The irony is that in the middle of all this focus on not bullying, two of my boys were teased very cruelly by their friends…. and their friends were in Student Leadership. Apparently, knowing how to stop someone else from bullying doesn’t keep you from being a bully.

It started when a friend thought of something clever, but mean, to say to my student. He said it, and his friends laughed. My student didn’t like it, but these were his friends, so he laughed, too. Then everyone was saying it, because it made them laugh, and all of a sudden my student had half a dozen kids saying the mean thing over and over, and laughing. It felt awful. He came back to class crying.

Fortunately, we have good grownups at our school who saw what was happening. They called the kids aside and talked to them, and had the kids talk to each other. The kids who had been mean saw that they hadn’t been playing, but bullying. Playing is when everyone is having fun. Bullying isn’t. Apologies were made and friends, mostly, were forgiven.

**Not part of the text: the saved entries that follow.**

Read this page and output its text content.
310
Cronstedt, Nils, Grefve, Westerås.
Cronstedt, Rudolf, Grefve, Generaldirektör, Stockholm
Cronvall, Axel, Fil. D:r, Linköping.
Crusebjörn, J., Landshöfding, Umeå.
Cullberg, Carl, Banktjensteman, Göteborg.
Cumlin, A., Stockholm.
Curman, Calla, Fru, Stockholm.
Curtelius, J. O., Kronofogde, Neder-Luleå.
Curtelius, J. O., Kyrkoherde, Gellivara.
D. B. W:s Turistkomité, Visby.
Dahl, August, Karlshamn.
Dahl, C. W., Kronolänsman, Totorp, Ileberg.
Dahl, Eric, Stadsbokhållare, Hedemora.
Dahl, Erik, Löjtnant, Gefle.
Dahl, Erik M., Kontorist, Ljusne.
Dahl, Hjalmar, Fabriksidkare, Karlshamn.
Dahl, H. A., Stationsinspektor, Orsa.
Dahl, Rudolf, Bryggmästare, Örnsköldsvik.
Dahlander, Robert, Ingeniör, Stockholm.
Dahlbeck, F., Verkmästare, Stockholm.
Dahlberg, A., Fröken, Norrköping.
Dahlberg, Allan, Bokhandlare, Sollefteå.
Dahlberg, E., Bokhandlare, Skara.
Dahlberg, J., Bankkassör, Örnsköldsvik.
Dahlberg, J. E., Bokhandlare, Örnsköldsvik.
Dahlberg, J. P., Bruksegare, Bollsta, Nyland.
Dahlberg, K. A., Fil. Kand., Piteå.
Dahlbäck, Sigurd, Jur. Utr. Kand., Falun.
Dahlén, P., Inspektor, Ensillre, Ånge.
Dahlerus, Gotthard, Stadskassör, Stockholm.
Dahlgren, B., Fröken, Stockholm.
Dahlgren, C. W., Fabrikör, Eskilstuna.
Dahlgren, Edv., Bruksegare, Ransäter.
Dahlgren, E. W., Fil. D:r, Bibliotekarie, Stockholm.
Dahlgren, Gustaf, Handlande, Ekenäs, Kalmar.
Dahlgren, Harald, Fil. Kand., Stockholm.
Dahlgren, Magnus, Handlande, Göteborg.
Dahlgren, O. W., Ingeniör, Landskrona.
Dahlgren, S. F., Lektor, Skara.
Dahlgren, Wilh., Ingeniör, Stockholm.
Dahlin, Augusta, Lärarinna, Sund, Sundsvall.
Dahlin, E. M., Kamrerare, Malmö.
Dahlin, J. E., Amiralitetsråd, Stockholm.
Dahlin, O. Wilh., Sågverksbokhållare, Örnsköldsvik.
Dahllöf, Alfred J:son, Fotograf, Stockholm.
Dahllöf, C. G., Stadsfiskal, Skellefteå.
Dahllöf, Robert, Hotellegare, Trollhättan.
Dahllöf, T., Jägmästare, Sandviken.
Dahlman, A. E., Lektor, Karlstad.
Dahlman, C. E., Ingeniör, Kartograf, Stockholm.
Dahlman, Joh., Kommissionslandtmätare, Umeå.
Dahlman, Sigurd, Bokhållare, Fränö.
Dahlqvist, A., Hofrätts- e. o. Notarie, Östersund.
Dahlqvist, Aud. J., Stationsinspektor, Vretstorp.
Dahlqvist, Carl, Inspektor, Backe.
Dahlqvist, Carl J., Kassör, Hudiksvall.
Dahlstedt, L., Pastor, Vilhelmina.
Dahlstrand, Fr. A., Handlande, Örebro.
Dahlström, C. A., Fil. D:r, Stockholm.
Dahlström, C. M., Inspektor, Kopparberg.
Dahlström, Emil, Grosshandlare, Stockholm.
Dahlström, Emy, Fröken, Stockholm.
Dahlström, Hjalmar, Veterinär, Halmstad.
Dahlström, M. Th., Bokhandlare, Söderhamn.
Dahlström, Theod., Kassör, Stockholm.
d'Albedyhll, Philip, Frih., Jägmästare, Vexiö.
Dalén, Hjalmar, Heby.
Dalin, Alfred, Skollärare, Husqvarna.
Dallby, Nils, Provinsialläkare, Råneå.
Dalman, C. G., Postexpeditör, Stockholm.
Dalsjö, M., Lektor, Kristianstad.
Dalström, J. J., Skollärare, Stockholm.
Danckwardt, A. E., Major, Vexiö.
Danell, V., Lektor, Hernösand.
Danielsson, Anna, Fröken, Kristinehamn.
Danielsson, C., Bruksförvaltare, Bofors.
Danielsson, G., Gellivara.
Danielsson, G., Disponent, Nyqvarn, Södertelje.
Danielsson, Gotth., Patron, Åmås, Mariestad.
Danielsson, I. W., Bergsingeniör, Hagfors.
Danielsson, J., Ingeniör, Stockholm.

By the next day, it seemed that everyone was friends again, but it was a real lesson about human nature. We need to practice kindness everyday until it becomes our natural response. We need to practice on our children, teachers, parents, pets and house plants. We need to nurture and care for each other, not say things that will hurt others, and hold on to the connections between us.

It’s always been true, but more than ever, that teaching is less about curriculum and more about growing good people. It’s hard work.

Love,

Grandma Judy

Author: Judy

I am a new transplant to Portland from Salinas, a small city in Central California. This is a blog about my new city.

One thought on “Pink Shirt Day Irony”

  1. Oh, Grandma Judy, that was/is a heartwarming eye opening post. A+ to University Park, Judy Drueding, and all involved in this event.